A mask policy for both staff and inmates was implemented at DOC facilities in June, before Gov. Tony Evers made face coverings a statewide mandate. Fessahaye says there’s been few violations of that policy; inmates tell a different story–for both themselves and staff.

“Things really did not change that much because so many people had different feelings about what should be done,” Crisler recalled from the first few months of the policy. Some correctional officers wore them, some didn’t, he said; the same story applied to the incarcerated population.

That air of indifference still reaches to both staff members and inmates currently, according to multiple inmates inside the New Lisbon facility.

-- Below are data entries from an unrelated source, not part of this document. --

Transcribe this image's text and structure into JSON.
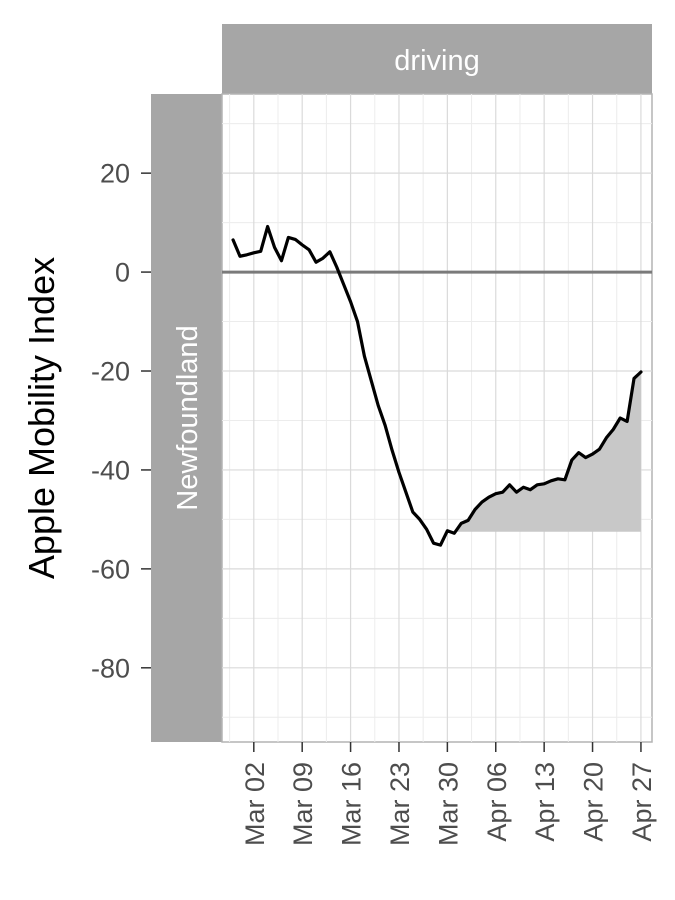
{
  "chart_data": {
    "type": "line",
    "ylabel": "Apple Mobility Index",
    "facet_column": "driving",
    "facet_row": "Newfoundland",
    "ylim": [
      -95,
      36
    ],
    "yticks": [
      20,
      0,
      -20,
      -40,
      -60,
      -80
    ],
    "ytick_labels": [
      "20",
      "0",
      "-20",
      "-40",
      "-60",
      "-80"
    ],
    "xticks": [
      "Mar 02",
      "Mar 09",
      "Mar 16",
      "Mar 23",
      "Mar 30",
      "Apr 06",
      "Apr 13",
      "Apr 20",
      "Apr 27"
    ],
    "baseline": 0,
    "shaded_floor": -52.5,
    "shade_from": "Mar 31",
    "grid": true,
    "series": [
      {
        "x": [
          "Feb 28",
          "Feb 29",
          "Mar 01",
          "Mar 02",
          "Mar 03",
          "Mar 04",
          "Mar 05",
          "Mar 06",
          "Mar 07",
          "Mar 08",
          "Mar 09",
          "Mar 10",
          "Mar 11",
          "Mar 12",
          "Mar 13",
          "Mar 14",
          "Mar 15",
          "Mar 16",
          "Mar 17",
          "Mar 18",
          "Mar 19",
          "Mar 20",
          "Mar 21",
          "Mar 22",
          "Mar 23",
          "Mar 24",
          "Mar 25",
          "Mar 26",
          "Mar 27",
          "Mar 28",
          "Mar 29",
          "Mar 30",
          "Mar 31",
          "Apr 01",
          "Apr 02",
          "Apr 03",
          "Apr 04",
          "Apr 05",
          "Apr 06",
          "Apr 07",
          "Apr 08",
          "Apr 09",
          "Apr 10",
          "Apr 11",
          "Apr 12",
          "Apr 13",
          "Apr 14",
          "Apr 15",
          "Apr 16",
          "Apr 17",
          "Apr 18",
          "Apr 19",
          "Apr 20",
          "Apr 21",
          "Apr 22",
          "Apr 23",
          "Apr 24",
          "Apr 25",
          "Apr 26",
          "Apr 27"
        ],
        "values": [
          6.5,
          3.2,
          3.5,
          3.9,
          4.2,
          9.2,
          5.0,
          2.3,
          7.0,
          6.6,
          5.5,
          4.5,
          2.0,
          2.8,
          4.1,
          1.0,
          -2.5,
          -6.0,
          -10.0,
          -17.0,
          -22.0,
          -27.0,
          -31.0,
          -36.0,
          -40.5,
          -44.5,
          -48.5,
          -50.0,
          -52.0,
          -54.8,
          -55.2,
          -52.3,
          -52.8,
          -50.8,
          -50.2,
          -48.0,
          -46.5,
          -45.5,
          -44.8,
          -44.5,
          -43.0,
          -44.5,
          -43.5,
          -44.0,
          -43.0,
          -42.8,
          -42.2,
          -41.8,
          -42.0,
          -38.0,
          -36.5,
          -37.5,
          -36.8,
          -35.8,
          -33.5,
          -31.8,
          -29.5,
          -30.2,
          -21.5,
          -20.2
        ]
      }
    ]
  }
}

“Most people on my unit wear their masks so it’s around their chin with their mouth and nose exposed.  Other people don’t bother wearing a mask at all,” one inmate wrote. 

“We have been having a lot of officers that don’t wear their required face mask,” wrote another inmate. “They’ll pull it up when a supervisor come [sic] around, or if the unit manager is walking around on the unit.”

A failure to wear masks is a serious staff violation, Fessahaye said, that is dealt with on an individual basis and subject to disciplinary procedures. At New Lisbon and other facilities around the state, recorded violations and subsequent discipline have been few and far between.

“We have the expectation that everyone wears their mask according to the statewide mandate and our own policy as well,” she explained. “’If we find that an individual staff member is not wearing their mask according to our directives, they will be held accountable.”

Ultimately, the ongoing sit-ins in front of the Governor’s Mansion continue because Crisler and other advocates like him believe the state is failing its prisoners.

“These individuals were sentenced to time, not death,” Sean Wilson with ACLU Wisconsin said. “This is a human rights issue.”

For Crisler, it’s personal. “People don’t get treated like human beings in there. They got lost and forgotten.”


Note: Six current New Lisbon inmates in addition to recently released inmate Eugen Crisler spoke with News 3 Investigates for this story, as well as several inmates at facilities elsewhere in the state. Those who agreed to use their names had their quotes attributed; others were given anonymity based on fear of repercussion.